Carpathian Releases Quarterly Activities Report

Australia-based Carpathian Resources Limited, which has operations in the Czech Republic, on Thursday issued a report of its quarterly activities to March 2007.


Janovice Gas Field (60% interest)

Production was maintained throughout the quarter at a rate of about of 35,300 cubic meters per day (1.25 million cubic feet per day).

The gas price in the Czech Republic remains healthy and Ja3a continues to provide a solid cash flow. Current operating revenue (net of direct production costs and before tax) is estimated at AUD $2 million in the 2007 calendar year for the Ja3a well.

Krasna Oil Field (75% reducing to 50% after payout)

On 18th December 2006 the field was shut for the winter during which time the data from the long-term test of KS4 will be integrated in to the reservoir model in order to understand better the field and its performance.

After performance as at this date, it is very doubtful if Krasna facilities will be put into production this year.

Raskovice - Moravka (60%)

Integration of the geophysical and geological interpretations of the permit was completed and a number of exploration tools are under consideration for the next stage, which is to build on the initial seismic reconnaissance grid. The operator is preparing a program to drill at least one exploration well late 2007.

Mosnov, 90% interest (contributing 100%)

As previously announced the Mo-1 Skotnice well was spudded on November 28th 2006 at a location between the depleted Kremlin gas field to the north and the Priobor-Klokocov Field to the south. It is reported that the latter produced 23 billion cubic feet of gas between 1945 and 1984 at rates of up to 5 million cubic feet per day. The Skotnice prospect was defined by 28 coal exploration holes, 0.5 - 1 kilometer apart and the target was Tertiary sandstones in a potential trap at a depth of about 400 meters and sandstones within the Carboniferous section not far beneath. The location is very close to and updip of a coal exploration hole from which a gas flow of 80,000 cubic meters (approximately 2.8 million cubic feet per day) was recorded in 1961, some two years after it had been drilled.

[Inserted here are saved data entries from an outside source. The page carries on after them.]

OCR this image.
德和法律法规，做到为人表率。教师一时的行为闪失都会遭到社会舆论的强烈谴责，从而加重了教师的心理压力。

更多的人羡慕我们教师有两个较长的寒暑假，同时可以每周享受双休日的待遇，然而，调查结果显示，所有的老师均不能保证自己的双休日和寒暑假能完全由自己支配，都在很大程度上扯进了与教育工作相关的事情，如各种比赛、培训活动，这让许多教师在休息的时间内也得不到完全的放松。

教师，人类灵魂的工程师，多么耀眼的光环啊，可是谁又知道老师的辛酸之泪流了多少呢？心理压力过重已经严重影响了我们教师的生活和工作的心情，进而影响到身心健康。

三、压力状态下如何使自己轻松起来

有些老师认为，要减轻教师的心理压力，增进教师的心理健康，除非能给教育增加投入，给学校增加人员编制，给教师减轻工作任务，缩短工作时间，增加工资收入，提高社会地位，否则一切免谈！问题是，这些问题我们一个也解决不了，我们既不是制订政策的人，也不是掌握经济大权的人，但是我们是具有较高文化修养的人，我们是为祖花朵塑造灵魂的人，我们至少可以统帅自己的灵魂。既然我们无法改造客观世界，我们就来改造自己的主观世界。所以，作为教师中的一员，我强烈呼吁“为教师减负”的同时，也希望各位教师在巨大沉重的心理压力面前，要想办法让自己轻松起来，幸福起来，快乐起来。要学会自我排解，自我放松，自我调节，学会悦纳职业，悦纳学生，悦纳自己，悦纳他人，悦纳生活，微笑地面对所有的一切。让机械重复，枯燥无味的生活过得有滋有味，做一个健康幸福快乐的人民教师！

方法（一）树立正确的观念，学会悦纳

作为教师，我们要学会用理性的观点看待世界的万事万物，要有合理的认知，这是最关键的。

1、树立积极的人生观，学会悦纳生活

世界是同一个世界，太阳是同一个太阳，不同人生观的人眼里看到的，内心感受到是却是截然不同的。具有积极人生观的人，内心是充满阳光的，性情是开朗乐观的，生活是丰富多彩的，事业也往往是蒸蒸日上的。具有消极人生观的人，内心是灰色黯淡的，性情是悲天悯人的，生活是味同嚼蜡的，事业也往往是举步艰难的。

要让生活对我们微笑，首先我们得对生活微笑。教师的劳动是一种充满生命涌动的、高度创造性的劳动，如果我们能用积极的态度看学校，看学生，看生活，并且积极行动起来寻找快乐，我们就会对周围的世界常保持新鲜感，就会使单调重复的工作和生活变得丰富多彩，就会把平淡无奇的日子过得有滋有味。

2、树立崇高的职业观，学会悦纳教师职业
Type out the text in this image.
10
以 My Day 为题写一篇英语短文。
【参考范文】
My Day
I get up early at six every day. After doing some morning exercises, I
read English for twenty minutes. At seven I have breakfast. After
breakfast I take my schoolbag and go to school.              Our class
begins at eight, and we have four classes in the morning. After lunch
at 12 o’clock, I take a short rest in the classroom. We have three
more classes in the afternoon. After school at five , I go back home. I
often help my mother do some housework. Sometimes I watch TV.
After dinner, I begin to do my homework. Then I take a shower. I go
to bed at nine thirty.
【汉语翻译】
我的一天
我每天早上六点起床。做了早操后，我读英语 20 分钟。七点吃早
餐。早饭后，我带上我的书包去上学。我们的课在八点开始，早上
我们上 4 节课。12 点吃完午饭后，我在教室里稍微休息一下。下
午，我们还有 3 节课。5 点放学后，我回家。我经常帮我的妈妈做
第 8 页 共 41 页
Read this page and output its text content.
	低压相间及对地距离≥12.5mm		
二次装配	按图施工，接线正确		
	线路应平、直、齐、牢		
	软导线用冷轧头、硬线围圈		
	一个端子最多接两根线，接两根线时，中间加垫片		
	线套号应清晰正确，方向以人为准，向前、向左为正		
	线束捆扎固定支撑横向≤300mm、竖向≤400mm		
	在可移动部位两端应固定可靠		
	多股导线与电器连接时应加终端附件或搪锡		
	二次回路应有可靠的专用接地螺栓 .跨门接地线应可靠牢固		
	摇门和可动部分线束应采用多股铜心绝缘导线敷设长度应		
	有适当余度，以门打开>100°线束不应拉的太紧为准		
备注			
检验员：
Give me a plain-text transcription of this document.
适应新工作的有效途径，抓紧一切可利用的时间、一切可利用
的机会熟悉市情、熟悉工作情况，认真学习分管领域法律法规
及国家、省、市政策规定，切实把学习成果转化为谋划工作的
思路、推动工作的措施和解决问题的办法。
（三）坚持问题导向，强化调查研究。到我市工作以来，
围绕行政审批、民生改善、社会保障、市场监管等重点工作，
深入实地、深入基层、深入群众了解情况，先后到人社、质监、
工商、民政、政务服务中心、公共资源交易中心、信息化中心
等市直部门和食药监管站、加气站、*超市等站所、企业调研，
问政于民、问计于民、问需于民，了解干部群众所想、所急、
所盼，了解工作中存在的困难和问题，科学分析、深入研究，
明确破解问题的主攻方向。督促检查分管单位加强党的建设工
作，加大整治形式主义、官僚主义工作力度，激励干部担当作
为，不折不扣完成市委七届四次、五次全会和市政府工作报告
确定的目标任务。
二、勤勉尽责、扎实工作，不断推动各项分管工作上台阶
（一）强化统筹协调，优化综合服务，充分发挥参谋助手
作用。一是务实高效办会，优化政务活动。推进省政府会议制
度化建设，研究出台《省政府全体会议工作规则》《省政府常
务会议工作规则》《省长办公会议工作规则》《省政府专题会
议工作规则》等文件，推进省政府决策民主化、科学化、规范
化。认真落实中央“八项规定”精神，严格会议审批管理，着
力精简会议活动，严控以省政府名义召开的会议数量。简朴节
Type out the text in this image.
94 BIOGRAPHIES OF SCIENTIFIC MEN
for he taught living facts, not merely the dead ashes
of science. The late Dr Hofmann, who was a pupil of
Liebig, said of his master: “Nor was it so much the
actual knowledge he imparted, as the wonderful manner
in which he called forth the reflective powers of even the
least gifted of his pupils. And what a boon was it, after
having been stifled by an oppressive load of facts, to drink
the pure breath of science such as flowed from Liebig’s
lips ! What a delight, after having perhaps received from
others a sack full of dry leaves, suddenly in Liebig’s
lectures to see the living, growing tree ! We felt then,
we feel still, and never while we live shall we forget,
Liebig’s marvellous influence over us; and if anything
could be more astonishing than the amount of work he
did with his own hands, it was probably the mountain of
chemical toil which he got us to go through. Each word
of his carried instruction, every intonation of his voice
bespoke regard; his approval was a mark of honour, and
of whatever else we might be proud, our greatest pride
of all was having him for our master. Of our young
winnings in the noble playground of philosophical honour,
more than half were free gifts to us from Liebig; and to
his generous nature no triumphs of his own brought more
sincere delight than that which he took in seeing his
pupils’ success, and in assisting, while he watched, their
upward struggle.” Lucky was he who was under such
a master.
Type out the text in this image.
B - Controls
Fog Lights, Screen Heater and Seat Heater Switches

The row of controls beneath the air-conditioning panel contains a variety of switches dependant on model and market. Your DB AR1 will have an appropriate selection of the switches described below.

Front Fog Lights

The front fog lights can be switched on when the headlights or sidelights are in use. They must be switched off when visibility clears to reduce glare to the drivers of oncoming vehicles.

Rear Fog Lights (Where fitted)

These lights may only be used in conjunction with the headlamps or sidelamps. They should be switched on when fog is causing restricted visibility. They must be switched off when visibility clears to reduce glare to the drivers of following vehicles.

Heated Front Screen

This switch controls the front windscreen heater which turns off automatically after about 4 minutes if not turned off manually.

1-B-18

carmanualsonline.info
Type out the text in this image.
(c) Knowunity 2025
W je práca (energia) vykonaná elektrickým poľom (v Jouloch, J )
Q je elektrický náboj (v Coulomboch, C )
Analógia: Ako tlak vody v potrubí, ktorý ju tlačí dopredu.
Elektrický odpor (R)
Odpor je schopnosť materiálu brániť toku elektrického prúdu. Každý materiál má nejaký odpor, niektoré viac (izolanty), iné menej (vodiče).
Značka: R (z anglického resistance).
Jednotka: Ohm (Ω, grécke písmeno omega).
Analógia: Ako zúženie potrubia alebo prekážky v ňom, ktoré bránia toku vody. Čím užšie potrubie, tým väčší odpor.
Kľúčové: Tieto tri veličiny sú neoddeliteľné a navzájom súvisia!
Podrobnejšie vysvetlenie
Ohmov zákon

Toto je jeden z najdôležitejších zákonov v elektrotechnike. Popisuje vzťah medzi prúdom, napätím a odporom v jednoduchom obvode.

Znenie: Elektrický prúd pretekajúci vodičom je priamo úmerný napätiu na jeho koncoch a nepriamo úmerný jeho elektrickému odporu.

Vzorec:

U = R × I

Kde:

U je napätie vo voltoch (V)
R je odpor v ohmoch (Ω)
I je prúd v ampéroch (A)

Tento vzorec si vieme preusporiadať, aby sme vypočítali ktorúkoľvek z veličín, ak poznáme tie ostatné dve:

The well reached the final total depth of 430m on December 8th 2006 and although only minor shows of gas were recorded while drilling, the analysis of the wireline logs indicated the presence of a 3.2m gas column in a good quality Miocene sandstone reservoir with up to 17% porosity. Measurements of plugs from the core in the Miocene Karpat reservoir indicate porosities in the range 12 - 25% and permeabilities of 600 - 2 300 millidarcies, yet no flow was measured when the section was tested and this remains the case. It is not clear why such a reservoir failed to produce a flow. It may be due to damage to the formation while drilling and/or while cementing the production string; it may also be due to inadequate perforating.

Following receipt and recommendations of a technical report prepared by the Operator, the company expects to do remedial work in the next quarter.

Morava, 90% interest (contributing 100%)

The Morava project is located near Hodonin in the northern part of the Vienna Basin, a prolific oil and gas producer. Hodonin is the regional center for oil and gas production.

Two potential hydrocarbon prospects have been identified. The first is Neogene in age and is an extension of the Vienna Basin from which oil and gas is produced. The target is principally oil. The second trap is in the flysch sequence of the Magura Nappe. It is deeper, larger in size, is higher in risk and is more likely to contain gas.

Two well locations have been identified and are subject of a feasibility study. Depending on the outcome of the study, the first well could be drilled in the third quarter of 2007.

Roznov, 90% interest (contributing 100%)

The permits cover an area of prospective sediments in a variety of potential traps on a faulted margin. The most exciting are a series of features on the basin slope.

Differences between local and regional planning requirements, highlighted by the feasibility study carried out early in 2006 are not yet resolved and have delayed progress in the area where the largest features are located.

The Operator is still attempting to solve the problem of the differences between the local and regional planning requirements. Meanwhile the Company has authorized a pipeline feasibility study to small structure (Zar 1) and subject to a satisfactory outcome of this study, it would be proposed a drilling program would commence early 2008.


The Company is presently looking at a number of opportunities in other parts of Europe that could further enhance and increase shareholder value. Any proposed transactions the Company intends to pursue will seek shareholder approval (as appropriate).